The title of this post was taken from testimony given by Charles Wilson, Eisenhower’s nominee to be the Secretary of Defense who was the president of GM at the time of his nomination. When asked during his confirmation hearings if he thought he could make decisions that were adverse to GM, he replied with the title. And, with GM’s initial public offering this week, it still rings true.
General Motors, long a mainstay of the Dow Jones Industrial Average, was delisted from global stock exchanges in 2009 in connection with its bankruptcy proceedings and restructuring turnaround. Investors were wiped out in during the course of proceedings and shares haven’t been traded since the process began. This coming Thursday, GM is set to launch an initial public offering on the New York Stock Exchange, with shares expected to price at around $26-29 a share. Interest in the offering has been high, with some analysts predicting that share prices will rise significantly from their starting point, making those involved with the transaction a lot of money.
That means you, not that it’ll pop up in your checking account though. The United States initially government began intervening in the company when President Bush (not President Obama, as many mistakenly believe) authorized $13.4 billion in emergency financing from TARP funds to be extended to GM and Chrysler, with an additional $4 billion line of credit, in the event that it was needed. In the spring of 2009, the President aggressively pushed for a government underwritten, expedited bankruptcy process, whereby the Treasury would finance the company in return for a majority stake in the restructured, smaller company. The offering will significantly reduce the stake the government holds in GM, and the Treasury will look at shedding the rest of its shares in the coming year, netting the government an actual PROFIT from helping save the troubled automaker. GM is also ahead of schedule in paying back the loans to the government.

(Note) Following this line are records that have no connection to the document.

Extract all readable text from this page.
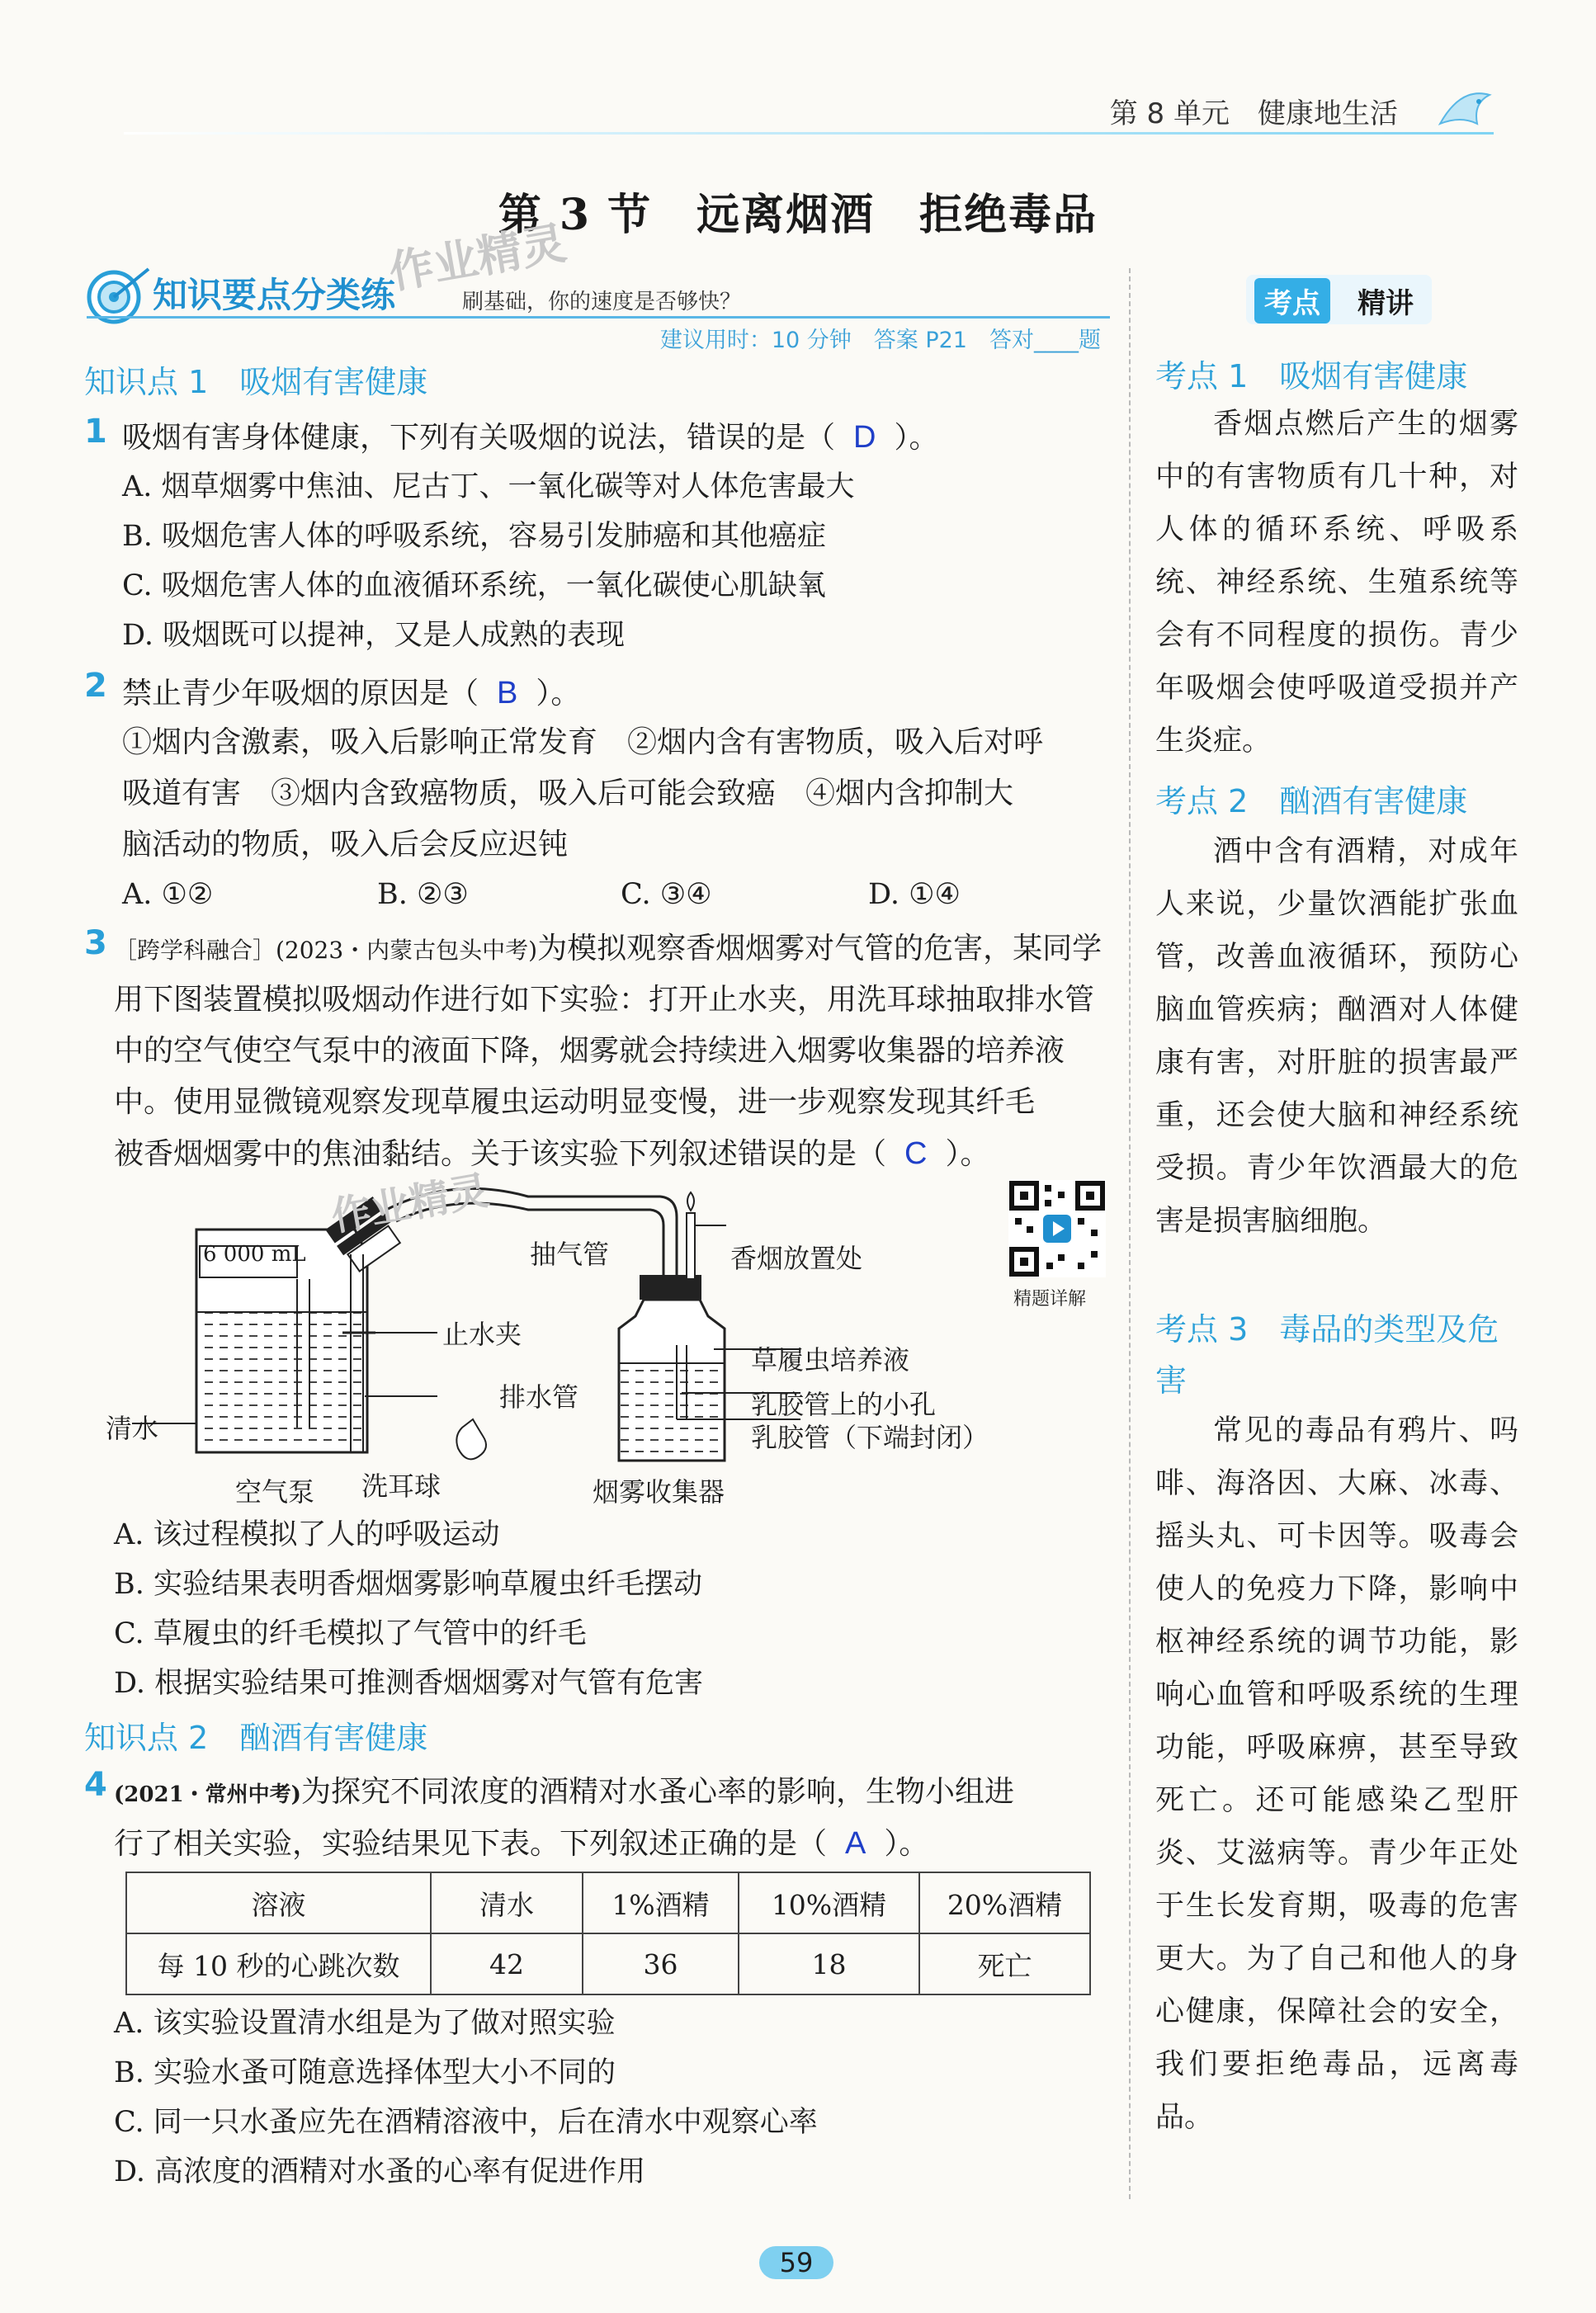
第 8 单元　健康地生活
第 3 节　远离烟酒　拒绝毒品
作业精灵
知识要点分类练	刷基础，你的速度是否够快？
建议用时：10 分钟　答案 P21　答对____题
知识点 1　吸烟有害健康
1 吸烟有害身体健康，下列有关吸烟的说法，错误的是（ D ）。
A. 烟草烟雾中焦油、尼古丁、一氧化碳等对人体危害最大
B. 吸烟危害人体的呼吸系统，容易引发肺癌和其他癌症
C. 吸烟危害人体的血液循环系统，一氧化碳使心肌缺氧
D. 吸烟既可以提神，又是人成熟的表现
2 禁止青少年吸烟的原因是（ B ）。
①烟内含激素，吸入后影响正常发育　②烟内含有害物质，吸入后对呼
吸道有害　③烟内含致癌物质，吸入后可能会致癌　④烟内含抑制大
脑活动的物质，吸入后会反应迟钝
A. ①②	B. ②③	C. ③④	D. ①④
3 ［跨学科融合］(2023・内蒙古包头中考)为模拟观察香烟烟雾对气管的危害，某同学
用下图装置模拟吸烟动作进行如下实验：打开止水夹，用洗耳球抽取排水管
中的空气使空气泵中的液面下降，烟雾就会持续进入烟雾收集器的培养液
中。使用显微镜观察发现草履虫运动明显变慢，进一步观察发现其纤毛
被香烟烟雾中的焦油黏结。关于该实验下列叙述错误的是（ C ）。
6 000 mL	抽气管	香烟放置处
止水夹
排水管
清水
空气泵 洗耳球	烟雾收集器
草履虫培养液
乳胶管上的小孔
乳胶管（下端封闭）
作业精灵
精题详解
A. 该过程模拟了人的呼吸运动
B. 实验结果表明香烟烟雾影响草履虫纤毛摆动
C. 草履虫的纤毛模拟了气管中的纤毛
D. 根据实验结果可推测香烟烟雾对气管有危害
知识点 2　酗酒有害健康
4 (2021・常州中考)为探究不同浓度的酒精对水蚤心率的影响，生物小组进
行了相关实验，实验结果见下表。下列叙述正确的是（ A ）。
溶液	清水	1%酒精	10%酒精	20%酒精
每 10 秒的心跳次数	42	36	18	死亡
A. 该实验设置清水组是为了做对照实验
B. 实验水蚤可随意选择体型大小不同的
C. 同一只水蚤应先在酒精溶液中，后在清水中观察心率
D. 高浓度的酒精对水蚤的心率有促进作用
考点	精讲
考点 1　吸烟有害健康
香烟点燃后产生的烟雾中的有害物质有几十种，对人体的循环系统、呼吸系统、神经系统、生殖系统等会有不同程度的损伤。青少年吸烟会使呼吸道受损并产生炎症。
考点 2　酗酒有害健康
酒中含有酒精，对成年人来说，少量饮酒能扩张血管，改善血液循环，预防心脑血管疾病；酗酒对人体健康有害，对肝脏的损害最严重，还会使大脑和神经系统受损。青少年饮酒最大的危害是损害脑细胞。
考点 3　毒品的类型及危害
常见的毒品有鸦片、吗啡、海洛因、大麻、冰毒、摇头丸、可卡因等。吸毒会使人的免疫力下降，影响中枢神经系统的调节功能，影响心血管和呼吸系统的生理功能，呼吸麻痹，甚至导致死亡。还可能感染乙型肝炎、艾滋病等。青少年正处于生长发育期，吸毒的危害更大。为了自己和他人的身心健康，保障社会的安全，我们要拒绝毒品，远离毒品。
59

Had the government not intervened in saving GM from collapse, it would have sent shockwaves through the global economy, with states like Michigan, Ohio, Indiana, Wisconsin and Illinois bearing the brunt of it. In these states that are already reeling from years of economic decline, especially in Michigan, the economic situation there would have looked like a wasteland had GM went under. Hundreds of thousands of jobs would have been lost, be they with GM, its suppliers, vendors, dealers and many other firms that do business with GM.
Luckily, that didn’t happen. GM has revamped itself. The products are better, the sales are higher, and the company is making money again for the first time in a few years. Perhaps most surprisingly, when you hear about a recall, chances are that it’s for a Japanese model, something that we’re not used to hearing. The President took a huge political risk in saving a company when it wasn’t clear that it could be. As a result, the government will have come out with a profit, the company has grown, an American icon has been saved and, most importantly, millions of Americans have held onto their jobs. If I were the President, I’d insist on ringing the opening bell of the New York Stock Exchange along with the GM CEO this coming Thursday. This was his policy, and it was a stunning success.